Witajcie
Ponieważ Sasin właśnie zapowiedział, że zimą prądu nie zabranie, to ja wiem że będą black-outy wielodniowe.
Przy tych kosmicznych cenach drewna i braku, nie będę wydawał ~10.000zł na to by awaryjnie ogrzać kominkiem w zasadzie sam salon, wolę za te kasę mieć zasilanie w całym domu i normalnie pracujące ogrzewanie, pompa ciepła, gotowanie, pranie itd. Do tego zaraz wyjdzie że w ogóle taniej mieć swój prąd z diesla niż z Taurona...
Czy ktoś przerabiał temat Agregatu prądotwórczego 3-Fazowego do zasilenia całego domu, w którym jest PV ?
Wiadomo że Fotowoltaika nie działa jak nie ma zasilania z sieci bo nie zsynchronizuje sie i nie odda nadwyżki do ZE.
W przypadku braku zasilania z ZE, przełączenie zasilania domu na agregat to nie problem, zrobi sie duży przełącznik na wejściu za ZK, ale co gdy prądu braknie w dzień i odpalimy agregat kiedy będzie świecić słońce?

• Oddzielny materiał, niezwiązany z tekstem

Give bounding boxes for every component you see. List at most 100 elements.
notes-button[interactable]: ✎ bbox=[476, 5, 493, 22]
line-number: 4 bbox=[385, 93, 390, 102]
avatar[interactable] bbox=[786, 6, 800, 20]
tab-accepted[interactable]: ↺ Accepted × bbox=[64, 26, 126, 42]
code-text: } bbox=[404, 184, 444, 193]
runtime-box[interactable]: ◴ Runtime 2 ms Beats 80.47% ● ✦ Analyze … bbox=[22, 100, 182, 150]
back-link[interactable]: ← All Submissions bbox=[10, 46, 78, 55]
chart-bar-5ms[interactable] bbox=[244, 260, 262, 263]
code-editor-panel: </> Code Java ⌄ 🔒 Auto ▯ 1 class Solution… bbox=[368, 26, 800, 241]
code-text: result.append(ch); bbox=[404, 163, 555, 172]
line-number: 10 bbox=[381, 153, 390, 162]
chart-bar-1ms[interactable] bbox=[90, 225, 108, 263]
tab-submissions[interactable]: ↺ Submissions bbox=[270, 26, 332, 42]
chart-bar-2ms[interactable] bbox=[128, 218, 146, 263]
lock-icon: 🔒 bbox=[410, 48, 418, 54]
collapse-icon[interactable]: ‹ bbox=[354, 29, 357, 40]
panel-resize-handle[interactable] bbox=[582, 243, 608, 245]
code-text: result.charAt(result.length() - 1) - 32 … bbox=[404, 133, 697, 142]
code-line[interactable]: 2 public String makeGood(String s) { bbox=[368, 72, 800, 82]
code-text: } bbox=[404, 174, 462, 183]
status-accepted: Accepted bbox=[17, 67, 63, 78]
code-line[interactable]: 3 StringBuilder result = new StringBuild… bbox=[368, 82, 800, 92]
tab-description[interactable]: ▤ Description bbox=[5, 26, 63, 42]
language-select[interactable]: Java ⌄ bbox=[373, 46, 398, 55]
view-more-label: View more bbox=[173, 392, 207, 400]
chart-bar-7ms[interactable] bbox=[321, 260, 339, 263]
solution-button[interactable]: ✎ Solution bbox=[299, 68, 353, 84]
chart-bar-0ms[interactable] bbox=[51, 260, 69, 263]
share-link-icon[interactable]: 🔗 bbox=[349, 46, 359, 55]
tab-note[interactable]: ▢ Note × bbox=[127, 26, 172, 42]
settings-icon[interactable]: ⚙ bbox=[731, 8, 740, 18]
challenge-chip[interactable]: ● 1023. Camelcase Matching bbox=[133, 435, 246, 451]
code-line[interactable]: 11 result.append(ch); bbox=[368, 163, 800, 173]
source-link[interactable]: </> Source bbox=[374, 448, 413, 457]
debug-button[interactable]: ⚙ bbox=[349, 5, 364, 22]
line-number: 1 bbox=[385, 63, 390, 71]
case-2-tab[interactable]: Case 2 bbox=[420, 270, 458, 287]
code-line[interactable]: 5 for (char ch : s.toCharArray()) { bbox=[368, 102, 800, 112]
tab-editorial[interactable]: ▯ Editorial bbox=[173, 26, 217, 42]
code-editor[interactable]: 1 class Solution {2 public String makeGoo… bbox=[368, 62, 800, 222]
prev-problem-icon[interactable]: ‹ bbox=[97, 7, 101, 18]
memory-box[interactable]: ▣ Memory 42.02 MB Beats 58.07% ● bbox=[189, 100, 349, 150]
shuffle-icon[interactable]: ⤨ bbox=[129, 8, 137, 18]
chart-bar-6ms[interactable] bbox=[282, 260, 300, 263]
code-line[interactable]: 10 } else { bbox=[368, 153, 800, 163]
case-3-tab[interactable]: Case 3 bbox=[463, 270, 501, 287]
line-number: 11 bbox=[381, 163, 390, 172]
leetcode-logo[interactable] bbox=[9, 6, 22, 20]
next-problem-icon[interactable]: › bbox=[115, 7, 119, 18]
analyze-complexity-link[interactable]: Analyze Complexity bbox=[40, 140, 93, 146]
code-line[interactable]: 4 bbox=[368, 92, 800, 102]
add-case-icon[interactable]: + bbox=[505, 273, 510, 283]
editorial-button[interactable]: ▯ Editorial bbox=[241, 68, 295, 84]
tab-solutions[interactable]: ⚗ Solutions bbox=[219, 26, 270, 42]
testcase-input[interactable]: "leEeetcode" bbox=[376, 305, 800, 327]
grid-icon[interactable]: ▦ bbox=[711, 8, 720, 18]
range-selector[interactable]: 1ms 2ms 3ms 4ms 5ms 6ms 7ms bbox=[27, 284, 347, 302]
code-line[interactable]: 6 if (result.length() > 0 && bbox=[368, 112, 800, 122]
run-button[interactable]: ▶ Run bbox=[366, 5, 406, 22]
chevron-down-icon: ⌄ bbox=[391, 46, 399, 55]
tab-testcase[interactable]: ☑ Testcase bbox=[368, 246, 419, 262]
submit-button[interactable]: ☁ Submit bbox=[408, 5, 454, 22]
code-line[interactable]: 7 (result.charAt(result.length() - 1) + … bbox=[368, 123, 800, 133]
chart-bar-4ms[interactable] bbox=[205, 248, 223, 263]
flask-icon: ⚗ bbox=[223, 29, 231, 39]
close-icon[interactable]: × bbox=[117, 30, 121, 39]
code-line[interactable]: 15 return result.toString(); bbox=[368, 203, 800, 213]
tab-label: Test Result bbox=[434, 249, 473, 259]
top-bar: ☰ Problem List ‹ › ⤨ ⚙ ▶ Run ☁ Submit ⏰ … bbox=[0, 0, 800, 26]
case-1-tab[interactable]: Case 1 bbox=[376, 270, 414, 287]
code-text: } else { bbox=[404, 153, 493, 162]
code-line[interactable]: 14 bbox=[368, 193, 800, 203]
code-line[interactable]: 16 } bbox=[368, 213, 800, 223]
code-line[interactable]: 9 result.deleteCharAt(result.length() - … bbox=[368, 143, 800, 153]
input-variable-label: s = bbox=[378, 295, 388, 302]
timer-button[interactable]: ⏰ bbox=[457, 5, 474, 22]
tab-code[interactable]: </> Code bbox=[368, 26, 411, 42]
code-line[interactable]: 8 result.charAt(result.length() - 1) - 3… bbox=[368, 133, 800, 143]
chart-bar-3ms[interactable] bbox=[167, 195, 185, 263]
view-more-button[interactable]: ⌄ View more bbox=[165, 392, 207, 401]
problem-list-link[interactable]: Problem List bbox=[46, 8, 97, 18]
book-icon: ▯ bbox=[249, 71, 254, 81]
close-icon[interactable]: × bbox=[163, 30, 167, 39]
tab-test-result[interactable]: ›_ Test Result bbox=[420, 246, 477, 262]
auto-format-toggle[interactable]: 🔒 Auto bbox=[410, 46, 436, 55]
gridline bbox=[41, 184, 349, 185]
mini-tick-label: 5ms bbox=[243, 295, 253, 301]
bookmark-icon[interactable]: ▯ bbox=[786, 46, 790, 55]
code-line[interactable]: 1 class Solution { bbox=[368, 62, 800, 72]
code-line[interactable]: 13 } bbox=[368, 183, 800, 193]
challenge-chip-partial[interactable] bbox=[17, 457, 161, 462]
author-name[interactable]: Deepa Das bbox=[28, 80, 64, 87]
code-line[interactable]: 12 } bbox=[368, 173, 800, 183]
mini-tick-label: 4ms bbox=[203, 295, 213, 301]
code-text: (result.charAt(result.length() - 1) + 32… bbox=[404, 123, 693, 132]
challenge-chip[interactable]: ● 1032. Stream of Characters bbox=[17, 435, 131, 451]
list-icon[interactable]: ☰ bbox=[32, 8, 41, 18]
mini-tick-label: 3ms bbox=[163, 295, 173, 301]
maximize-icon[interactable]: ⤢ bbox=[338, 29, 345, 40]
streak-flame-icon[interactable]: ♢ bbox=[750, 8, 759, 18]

Falownik włączy się? Jeśli tak to co z nadwyżką mocy?
Przerabiał ktoś temat?
P.S. Magazyny energii LiFePo4 ze swoimi cenami z kosmosu - temat całkowicie odpada, zimą zużywam ~70kWh na dobę, taki akumulator na jedną dobę kosztowałby ~pół miliona zł... i jeszcze trzeba mieć czym go naładować.